When I look to Christ, I see the ultimate example of joy through pain. He was a man of sorrows, acquainted with grief, and yet, for the joy set before Him, He endured the cross (Hebrews 12:2). His suffering wasn’t meaningless—it was redemptive. And because of Him, my pain is not meaningless either. Even in my sadness, and in yours, we are more than conquerors, because we have been united to Him with a glue that cannot lose its potency.
This is why Jeremiah could say – in the midst of a national collapse, a smoldering temple that was burned to a crisp by the Babylonians, and a people being marched hundreds of miles on foot to become slaves in a foreign land – that:
“The LORD’S lovingkindnesses indeed never cease,
For His compassions never fail.
They are new every morning;
Great is Your faithfulness.
“The LORD is my portion,” says my soul,
“Therefore I have hope in Him.”
The LORD is good to those who wait for Him,
To the person who seeks Him.
It is good that he waits silently
For the salvation of the LORD…
For the Lord will not reject forever,
For if He causes grief,
Then He will have compassion
According to His abundant lovingkindness…
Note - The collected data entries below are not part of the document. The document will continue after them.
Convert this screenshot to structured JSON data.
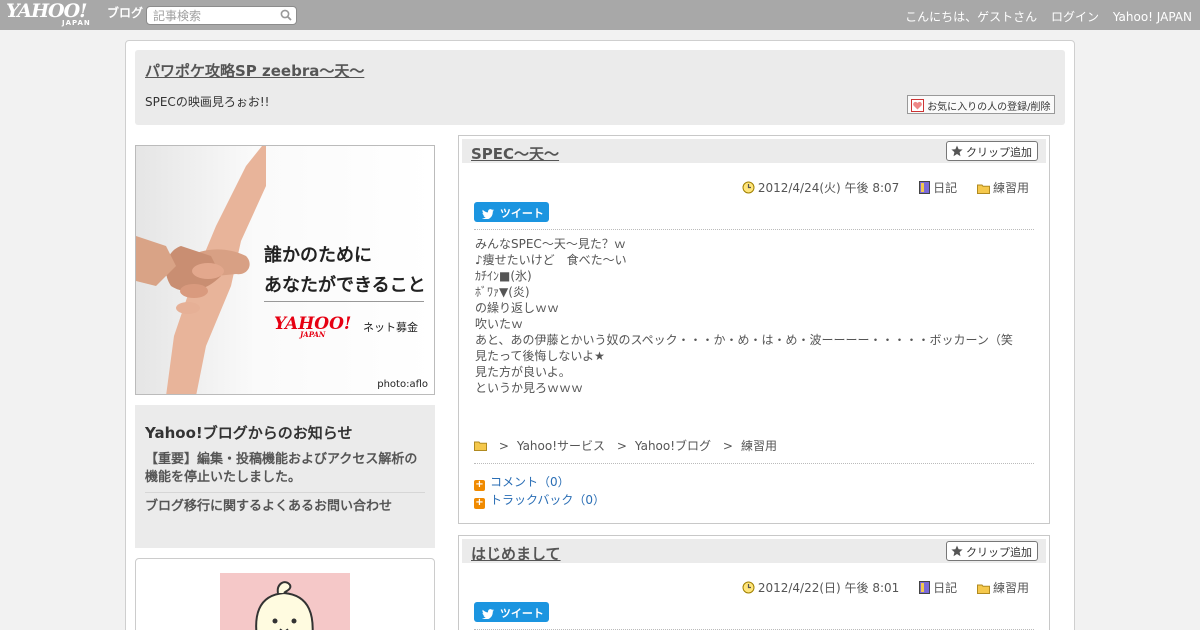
{
  "topbar": {
    "logo": "YAHOO!",
    "logo_sub": "JAPAN",
    "logo_blog": "ブログ",
    "search_placeholder": "記事検索",
    "greeting": "こんにちは、ゲストさん",
    "login": "ログイン",
    "yahoo_japan": "Yahoo! JAPAN"
  },
  "blog": {
    "title": "パワポケ攻略SP zeebra～天～",
    "description": "SPECの映画見ろぉお!!",
    "fav_button": "お気に入りの人の登録/削除"
  },
  "ad": {
    "line1": "誰かのために",
    "line2": "あなたができること",
    "logo": "YAHOO!",
    "logo_sub": "JAPAN",
    "service": "ネット募金",
    "photo_credit": "photo:aflo"
  },
  "notice": {
    "heading": "Yahoo!ブログからのお知らせ",
    "items": [
      "【重要】編集・投稿機能およびアクセス解析の機能を停止いたしました。",
      "ブログ移行に関するよくあるお問い合わせ"
    ]
  },
  "articles": [
    {
      "title": "SPEC～天～",
      "clip": "クリップ追加",
      "date": "2012/4/24(火) 午後 8:07",
      "category": "日記",
      "folder": "練習用",
      "tweet": "ツイート",
      "body": [
        "みんなSPEC～天～見た？ｗ",
        "♪痩せたいけど　食べた～い",
        "ｶﾁｲﾝ■(氷)",
        "ﾎﾞﾜｧ▼(炎)",
        "の繰り返しｗｗ",
        "吹いたｗ",
        "あと、あの伊藤とかいう奴のスペック・・・か・め・は・め・波ーーーー・・・・・ボッカーン（笑",
        "見たって後悔しないよ★",
        "見た方が良いよ。",
        "というか見ろｗｗｗ"
      ],
      "breadcrumb": [
        "Yahoo!サービス",
        "Yahoo!ブログ",
        "練習用"
      ],
      "breadcrumb_sep": ">",
      "comments": "コメント（0）",
      "trackbacks": "トラックバック（0）"
    },
    {
      "title": "はじめまして",
      "clip": "クリップ追加",
      "date": "2012/4/22(日) 午後 8:01",
      "category": "日記",
      "folder": "練習用",
      "tweet": "ツイート"
    }
  ],
  "colors": {
    "topbar": "#a8a8a8",
    "link_blue": "#2a6eb5",
    "tweet_blue": "#1b95e0",
    "header_gray": "#ebebeb",
    "orange": "#f08a00"
  }
}
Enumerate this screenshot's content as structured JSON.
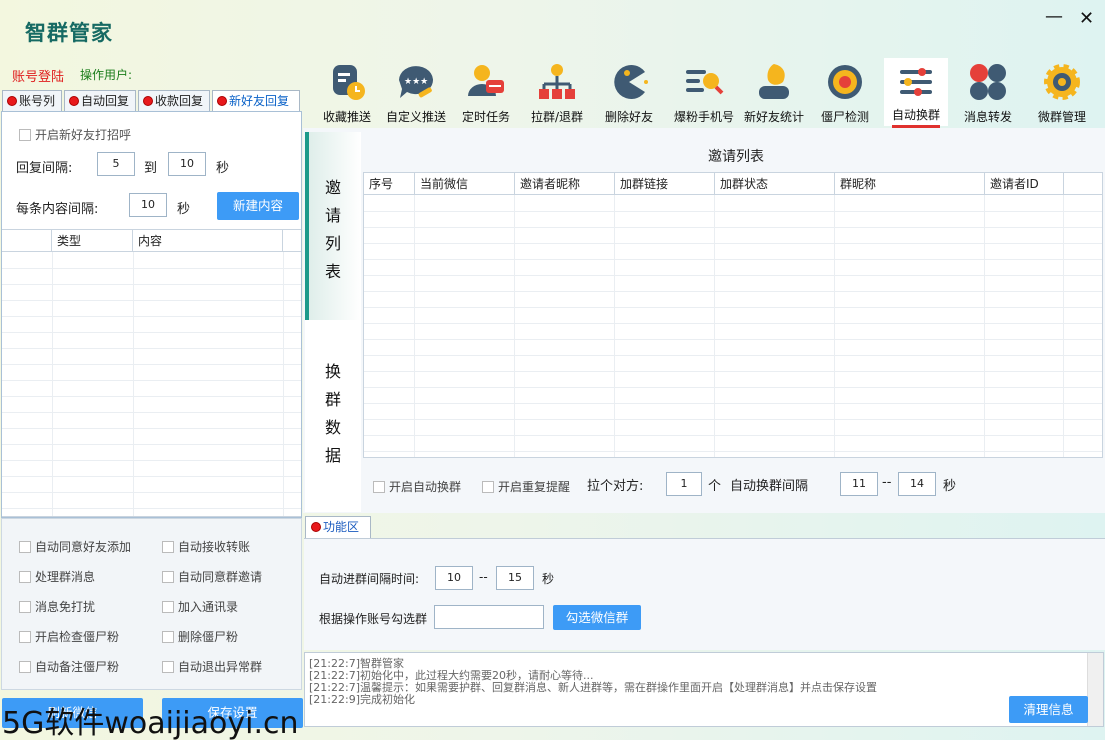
{
  "app": {
    "title": "智群管家",
    "minimize": "—",
    "close": "✕",
    "login_label": "账号登陆",
    "operator_label": "操作用户:"
  },
  "toolbar": [
    {
      "label": "收藏推送",
      "icon": "doc-clock-icon"
    },
    {
      "label": "自定义推送",
      "icon": "chat-stars-icon"
    },
    {
      "label": "定时任务",
      "icon": "user-chat-icon"
    },
    {
      "label": "拉群/退群",
      "icon": "org-chart-icon"
    },
    {
      "label": "删除好友",
      "icon": "pacman-icon"
    },
    {
      "label": "爆粉手机号",
      "icon": "list-search-icon"
    },
    {
      "label": "新好友统计",
      "icon": "leaf-user-icon"
    },
    {
      "label": "僵尸检测",
      "icon": "target-icon"
    },
    {
      "label": "自动换群",
      "icon": "sliders-icon"
    },
    {
      "label": "消息转发",
      "icon": "dots-grid-icon"
    },
    {
      "label": "微群管理",
      "icon": "gear-icon"
    }
  ],
  "left_tabs": [
    "账号列",
    "自动回复",
    "收款回复",
    "新好友回复"
  ],
  "greeting": {
    "enable_label": "开启新好友打招呼",
    "reply_interval_label": "回复间隔:",
    "from": "5",
    "to_label": "到",
    "to": "10",
    "sec": "秒",
    "item_interval_label": "每条内容间隔:",
    "item_interval": "10",
    "item_sec": "秒",
    "new_button": "新建内容",
    "columns": [
      "类型",
      "内容"
    ]
  },
  "options": [
    [
      "自动同意好友添加",
      "自动接收转账"
    ],
    [
      "处理群消息",
      "自动同意群邀请"
    ],
    [
      "消息免打扰",
      "加入通讯录"
    ],
    [
      "开启检查僵尸粉",
      "删除僵尸粉"
    ],
    [
      "自动备注僵尸粉",
      "自动退出异常群"
    ]
  ],
  "bottom_buttons": [
    "刷新微信",
    "保存设置"
  ],
  "side": {
    "invite_label": "邀请列表",
    "swap_label": "换群数据"
  },
  "invite": {
    "title": "邀请列表",
    "columns": [
      "序号",
      "当前微信",
      "邀请者昵称",
      "加群链接",
      "加群状态",
      "群昵称",
      "邀请者ID"
    ],
    "auto_swap_label": "开启自动换群",
    "repeat_remind_label": "开启重复提醒",
    "pull_label": "拉个对方:",
    "pull_value": "1",
    "pull_unit": "个",
    "swap_interval_label": "自动换群间隔",
    "swap_from": "11",
    "dash": "--",
    "swap_to": "14",
    "swap_sec": "秒"
  },
  "func": {
    "tab": "功能区",
    "join_interval_label": "自动进群间隔时间:",
    "join_from": "10",
    "dash": "--",
    "join_to": "15",
    "sec": "秒",
    "select_label": "根据操作账号勾选群",
    "select_value": "",
    "select_button": "勾选微信群"
  },
  "log": {
    "lines": [
      "[21:22:7]智群管家",
      "[21:22:7]初始化中，此过程大约需要20秒，请耐心等待...",
      "[21:22:7]温馨提示：如果需要护群、回复群消息、新人进群等，需在群操作里面开启【处理群消息】并点击保存设置",
      "[21:22:9]完成初始化"
    ],
    "clear_button": "清理信息"
  },
  "watermark": "5G软件woaijiaoyi.cn"
}
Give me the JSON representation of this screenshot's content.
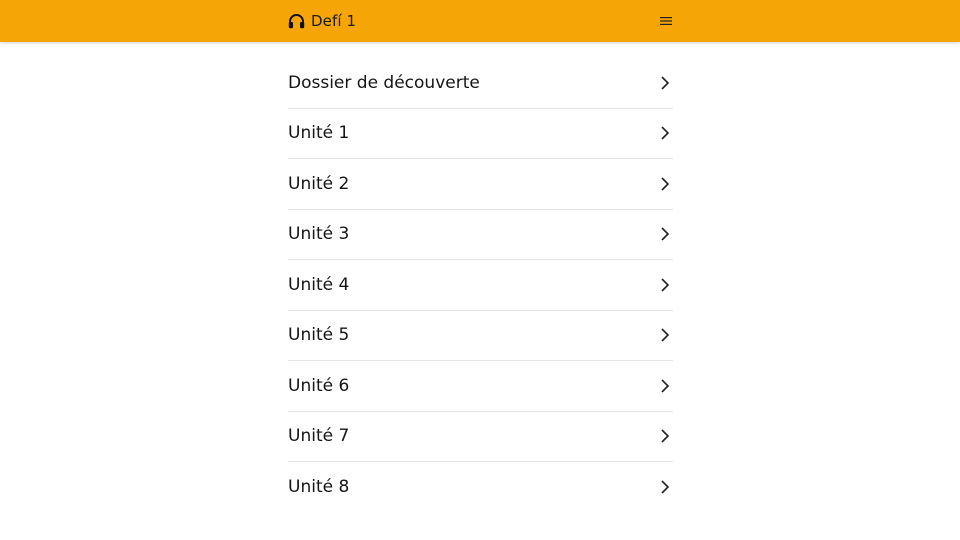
{
  "header": {
    "title": "Defí 1",
    "brand_icon": "headphones-icon",
    "menu_icon": "hamburger-menu-icon",
    "background_color": "#f5a505"
  },
  "list": {
    "items": [
      {
        "label": "Dossier de découverte",
        "icon": "chevron-right-icon"
      },
      {
        "label": "Unité 1",
        "icon": "chevron-right-icon"
      },
      {
        "label": "Unité 2",
        "icon": "chevron-right-icon"
      },
      {
        "label": "Unité 3",
        "icon": "chevron-right-icon"
      },
      {
        "label": "Unité 4",
        "icon": "chevron-right-icon"
      },
      {
        "label": "Unité 5",
        "icon": "chevron-right-icon"
      },
      {
        "label": "Unité 6",
        "icon": "chevron-right-icon"
      },
      {
        "label": "Unité 7",
        "icon": "chevron-right-icon"
      },
      {
        "label": "Unité 8",
        "icon": "chevron-right-icon"
      }
    ]
  }
}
Is it not from the mouth of the Most High
That both good and ill go forth?
Why should any living mortal, or any man,
Offer complaint in view of his sins?
Let us examine and probe our ways,
And let us return to the LORD.”
– Lamentations 3:22-26, 31-32, 38-40
I have learned that true joy can be found in depression, sadness, anxiety, and pain. You are not broken because you are hurting. Real brokenness is sitting down in your hurt without stopping to look to look for your healer.